What is a FICO Score?
FICO scores are numeric representations of your credit profile. The higher the FICO score the better credit risk you are. FICO is a product of Fair, Isaac Company. These have been around for several years but started to be used in the mortgage lending business in 1995 for the purpose of keeping down the expense associated with Home Equity loans. These scores are now used by Freddie Mac and Fannie Mae in conjunction with there automated underwriting systems.
The following is an overview of what constitues a FICO Score: 1.They are based on years of computer modeling aimed at predicting who might be a credit risk. 2.Their purpose is to reduce the cost of examining credit reports and to speed mortgage approvals through the process of automated underwriting . 3.The important negative factors are: bankruptcies, delinquencies, credit lates, collections, too many open credit lines, "too much" credit, too little credit history. 4.The score is only as good as the data.

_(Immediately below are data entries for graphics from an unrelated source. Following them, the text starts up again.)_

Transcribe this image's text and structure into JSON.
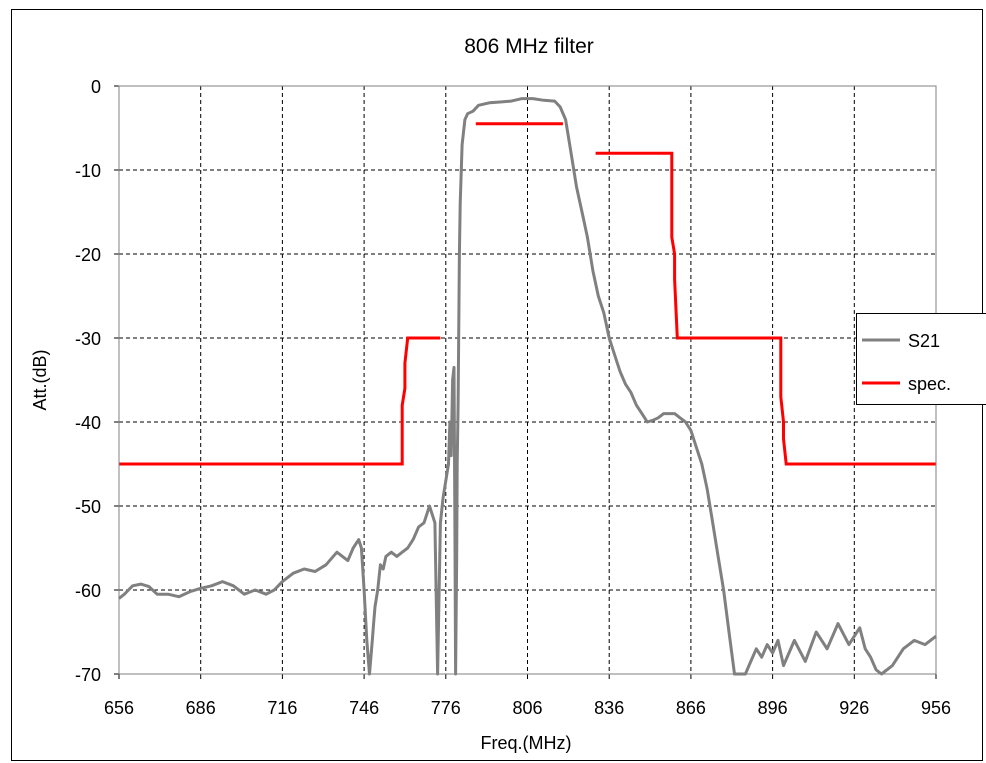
{
  "chart_data": {
    "type": "line",
    "title": "806 MHz filter",
    "xlabel": "Freq.(MHz)",
    "ylabel": "Att.(dB)",
    "xlim": [
      656,
      956
    ],
    "ylim": [
      -70,
      0
    ],
    "xticks": [
      656,
      686,
      716,
      746,
      776,
      806,
      836,
      866,
      896,
      926,
      956
    ],
    "yticks": [
      0,
      -10,
      -20,
      -30,
      -40,
      -50,
      -60,
      -70
    ],
    "grid": true,
    "legend_position": "right",
    "series": [
      {
        "name": "S21",
        "color": "#808080",
        "x": [
          656,
          658,
          661,
          664,
          667,
          670,
          674,
          678,
          682,
          686,
          690,
          694,
          698,
          702,
          706,
          710,
          713,
          716,
          720,
          724,
          728,
          732,
          736,
          740,
          742,
          744,
          745,
          746,
          747,
          748,
          749,
          749.5,
          750,
          751,
          752,
          753,
          754,
          756,
          758,
          760,
          762,
          764,
          766,
          768,
          770,
          772,
          773,
          774,
          775,
          776,
          777,
          777.5,
          778,
          778.5,
          779,
          779.3,
          779.6,
          780,
          780.2,
          780.5,
          781,
          781.3,
          782,
          783,
          784,
          786,
          788,
          792,
          796,
          800,
          804,
          808,
          812,
          816,
          818,
          820,
          822,
          824,
          826,
          828,
          830,
          832,
          834,
          836,
          838,
          840,
          842,
          844,
          846,
          848,
          850,
          852,
          854,
          856,
          858,
          860,
          862,
          864,
          866,
          868,
          870,
          872,
          874,
          876,
          878,
          880,
          882,
          884,
          886,
          888,
          890,
          892,
          894,
          896,
          898,
          900,
          904,
          908,
          912,
          916,
          920,
          924,
          928,
          930,
          932,
          934,
          936,
          940,
          944,
          948,
          952,
          956
        ],
        "y": [
          -61,
          -60.5,
          -59.5,
          -59.3,
          -59.6,
          -60.5,
          -60.5,
          -60.8,
          -60.2,
          -59.8,
          -59.5,
          -59.0,
          -59.5,
          -60.5,
          -60.0,
          -60.5,
          -60.0,
          -59.0,
          -58.0,
          -57.5,
          -57.8,
          -57.0,
          -55.5,
          -56.5,
          -55.0,
          -54.0,
          -55.0,
          -60.0,
          -66.0,
          -70.0,
          -66.0,
          -64.0,
          -62.0,
          -60.0,
          -57.0,
          -57.5,
          -56.0,
          -55.5,
          -56.0,
          -55.5,
          -55.0,
          -54.0,
          -52.5,
          -52.0,
          -50.0,
          -52.0,
          -70.0,
          -52.0,
          -49.0,
          -47.0,
          -45.0,
          -40.0,
          -44.0,
          -35.0,
          -33.5,
          -50.0,
          -70.0,
          -56.0,
          -45.0,
          -38.0,
          -20.0,
          -14.0,
          -7.0,
          -4.0,
          -3.3,
          -3.0,
          -2.3,
          -2.0,
          -1.9,
          -1.8,
          -1.5,
          -1.5,
          -1.7,
          -1.8,
          -2.5,
          -4.0,
          -8.0,
          -12.0,
          -15.0,
          -18.0,
          -22.0,
          -25.0,
          -27.0,
          -30.0,
          -32.0,
          -34.0,
          -35.5,
          -36.5,
          -38.0,
          -39.0,
          -40.0,
          -39.8,
          -39.5,
          -39.0,
          -39.0,
          -39.0,
          -39.5,
          -40.0,
          -41.0,
          -43.0,
          -45.0,
          -48.0,
          -52.0,
          -56.0,
          -60.0,
          -65.0,
          -70.0,
          -70.0,
          -70.0,
          -68.5,
          -67.0,
          -68.0,
          -66.5,
          -67.5,
          -66.0,
          -69.0,
          -66.0,
          -68.5,
          -65.0,
          -67.0,
          -64.0,
          -66.5,
          -64.5,
          -67.0,
          -68.0,
          -69.5,
          -70.0,
          -69.0,
          -67.0,
          -66.0,
          -66.5,
          -65.5
        ]
      },
      {
        "name": "spec.",
        "color": "#ff0000",
        "segments": [
          {
            "x": [
              656,
              760,
              760,
              761,
              761,
              762,
              774
            ],
            "y": [
              -45,
              -45,
              -38,
              -36,
              -33,
              -30,
              -30
            ]
          },
          {
            "x": [
              787,
              819
            ],
            "y": [
              -4.5,
              -4.5
            ]
          },
          {
            "x": [
              831,
              859,
              859,
              860,
              860,
              861,
              956
            ],
            "y": [
              -8,
              -8,
              -18,
              -20,
              -23,
              -30,
              -30
            ]
          },
          {
            "x": [
              899
            ],
            "y": [
              -30
            ]
          }
        ],
        "segments_full": [
          {
            "x": [
              656,
              760,
              760,
              761,
              761,
              762,
              774
            ],
            "y": [
              -45,
              -45,
              -38,
              -36,
              -33,
              -30,
              -30
            ]
          },
          {
            "x": [
              787,
              819
            ],
            "y": [
              -4.5,
              -4.5
            ]
          },
          {
            "x": [
              831,
              859,
              859,
              860,
              860,
              861,
              899,
              899,
              900,
              900,
              901,
              956
            ],
            "y": [
              -8,
              -8,
              -18,
              -20,
              -23,
              -30,
              -30,
              -37,
              -40,
              -42,
              -45,
              -45
            ]
          }
        ]
      }
    ],
    "legend": [
      "S21",
      "spec."
    ]
  }
}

How much down payment will I need?
You can get a home with as little as 5% downpayment (there are special cases which do 3% down). If your downpayment is less than 20% of the purchase price, or 20% of the appraisal for a refinance you will need Private Insurance (PMI). The downpayment must be well-documented. That is, you must show, for example, bank statements proving that you have had the money for at least 2 months
Why should I do a NO POINT, NO COST LOAN?
Maybe you are thinking of refinancing but you think rates are going to decline some more this year. What should you do? Suppose you have an $250,000 adjustable mortgage with a lifetime cap of 10%; your monthly payment can go to $2,193. Your current adjustable rate is 7.5%, the monthly payment is $1,748 and may go to 8.5% during the next year, your payment will increase to $1,922.
The No-Point No-Fee Advantage: If you can refinance your home @ 7.50 % payment of $1,744 fixed for 30 years you can avoid the risk associated with an adjustable and if rates fall you can refinance once again. Why? By not paying the loan points and closing costs out of your pocket you have the financial flexibility to refinance again and again if interest rates continue to fall and continue to lower your monthly payments without spending anything.
What does it mean to have 0 points or 1 point or 2 points?
A point is one percentage of the loan amount. The lenders offer rates which may be lower but require paying points. A rate of 6.75 7% with 1 point for a loan of $100,000 would require the borrower to pay a total of $1000 to the lender upon approval of the loan. A rate of 7.125% with 0 points will require no payment to the lender but the interest rate is slightly higher. Points will lower rates and are of benefit if you have some cash to lower the rate and intend to keep the loan for its full term.
How long does the loan process take?
The loan process can take as little as two weeks providing all of the proper information is received at the time of loan application. The more information that is provided at the beginning of the loan, the faster we can process that information and have the loan underwriter approve your loan.
What information will I need at the time of loan application?
The most common items needed are: Last Two Years Tax Returns, Recent Paystubs, Two Months Bank Statements, Mortgage Holder or Landlord Address and Account Number, Last Credit Card Statements if Balance is Carried Forward.
What is a Rate Lock?
The rates you see on this web site are always quoted (unless otherwise noted) for 30 day rate locks. The interest rate on your loan is not set until we fax a "Rate Lock" form to the lender and receive confirmation that they have received it. The loan must fund before the "lock expiration" date or you can lose your rate lock. When we are locking your rate and discussing the lock expiration date it is important that both borrowers be available to sign the documents. You must tell us of your vacation and travel plans. If one borrower will be out of town we can have a "specific power of attorney" prepared so that the other person may sign for both.
What is preapproval?
Preapproval is a step beyond prequalifying. In a preapproval we send the credit part of the loan package to the lender and get you approved for a certain type of loan with a particular lender before you have found or made an offer on a property.
With a preapproval you can close the loan faster and often will find your offer more acceptable to the seller. Sometimes sellers are anxious and will take somewhat less in price from someone who can close quickly.